LAUSR

ABSTRACT The decommissioning and dismantling of nuclear plants and the subsequent management of the wastes require a large number of radiochemical analyses in the timeline of the operations. Validated analytical methods for radionuclides measurements are employed to ensure reliable sample characterizations. The radioactivity of the samples, which induces handling and shipment constraints, and the use of harmful chemical reactants in some analytical procedures, are among the motivations to use miniaturized techniques that would considerably lower the amounts of samples and chemicals. Moreover the decrease of the analytical time is a major concern considering the increasing demand for radiochemical analyses. The purpose of this work is to develop a microsystem-based protocol for the recovery of 55Fe from samples. Analytical solvent extraction protocols adapted to co-flow glass microsystems, were developed and tested on iron extraction into ethyl acetate.

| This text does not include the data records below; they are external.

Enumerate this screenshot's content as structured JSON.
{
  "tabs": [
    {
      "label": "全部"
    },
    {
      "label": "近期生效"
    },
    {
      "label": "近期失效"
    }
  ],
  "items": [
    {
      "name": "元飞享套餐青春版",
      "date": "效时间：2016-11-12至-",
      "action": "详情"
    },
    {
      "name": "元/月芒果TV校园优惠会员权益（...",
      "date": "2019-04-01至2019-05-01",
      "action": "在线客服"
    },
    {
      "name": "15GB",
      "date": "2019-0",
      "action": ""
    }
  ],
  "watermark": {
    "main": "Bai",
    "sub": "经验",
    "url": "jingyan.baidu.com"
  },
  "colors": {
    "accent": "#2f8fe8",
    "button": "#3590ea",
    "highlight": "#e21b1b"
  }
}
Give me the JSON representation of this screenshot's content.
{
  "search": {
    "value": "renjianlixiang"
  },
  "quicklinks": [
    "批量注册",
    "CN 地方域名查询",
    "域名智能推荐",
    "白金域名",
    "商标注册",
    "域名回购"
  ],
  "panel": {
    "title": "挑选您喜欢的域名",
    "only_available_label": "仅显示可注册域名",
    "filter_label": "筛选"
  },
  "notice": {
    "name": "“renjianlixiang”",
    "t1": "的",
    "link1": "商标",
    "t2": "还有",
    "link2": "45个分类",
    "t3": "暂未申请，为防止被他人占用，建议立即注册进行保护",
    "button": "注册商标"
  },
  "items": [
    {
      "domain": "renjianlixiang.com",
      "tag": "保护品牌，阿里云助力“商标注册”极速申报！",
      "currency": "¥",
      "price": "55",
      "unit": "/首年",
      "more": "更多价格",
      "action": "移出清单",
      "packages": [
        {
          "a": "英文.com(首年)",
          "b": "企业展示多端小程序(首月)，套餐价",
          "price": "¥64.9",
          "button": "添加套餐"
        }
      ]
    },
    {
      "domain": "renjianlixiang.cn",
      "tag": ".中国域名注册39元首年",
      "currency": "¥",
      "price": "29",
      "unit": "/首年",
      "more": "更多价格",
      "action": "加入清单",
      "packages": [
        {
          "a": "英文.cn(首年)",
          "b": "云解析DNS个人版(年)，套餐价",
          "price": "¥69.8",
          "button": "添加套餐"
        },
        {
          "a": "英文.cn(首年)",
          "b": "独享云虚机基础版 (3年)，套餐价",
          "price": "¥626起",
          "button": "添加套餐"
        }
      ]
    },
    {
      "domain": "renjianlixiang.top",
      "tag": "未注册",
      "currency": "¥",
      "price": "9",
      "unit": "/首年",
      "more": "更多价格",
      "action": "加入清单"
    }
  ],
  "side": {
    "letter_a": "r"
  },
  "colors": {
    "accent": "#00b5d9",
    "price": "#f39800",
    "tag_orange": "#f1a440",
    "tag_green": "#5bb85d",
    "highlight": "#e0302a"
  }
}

A first extraction protocol consists of the partitioning of the Fe(cupferrate)3 chelate, from the aqueous phase to the organic phase. A second extraction protocol is based on the reactive transfer of iron using the cupferron in the organic phase. The two protocols were tested on a single Y-junction and a double stage Y-junction glass microsystems. After optimization of the liquid flow rates, the iron extraction was achieved within about 2 s or less. While the best extraction yield of (60.3 ± 4.9) % was obtained with the former protocol in the double stage Y-junction, higher values of (83.1 ± 5.2) % and (81.7 ± 2.0) % were obtained with the single and double stage microsystems, respectively, with the second protocol. These last results compare well with the yield of (93.0 ± 2.3) % measured in batch and could even be optimized by using slightly longer microchannels. Such microsystem-based extractions will be further applied to the analysis of 55Fe by liquid scintillation.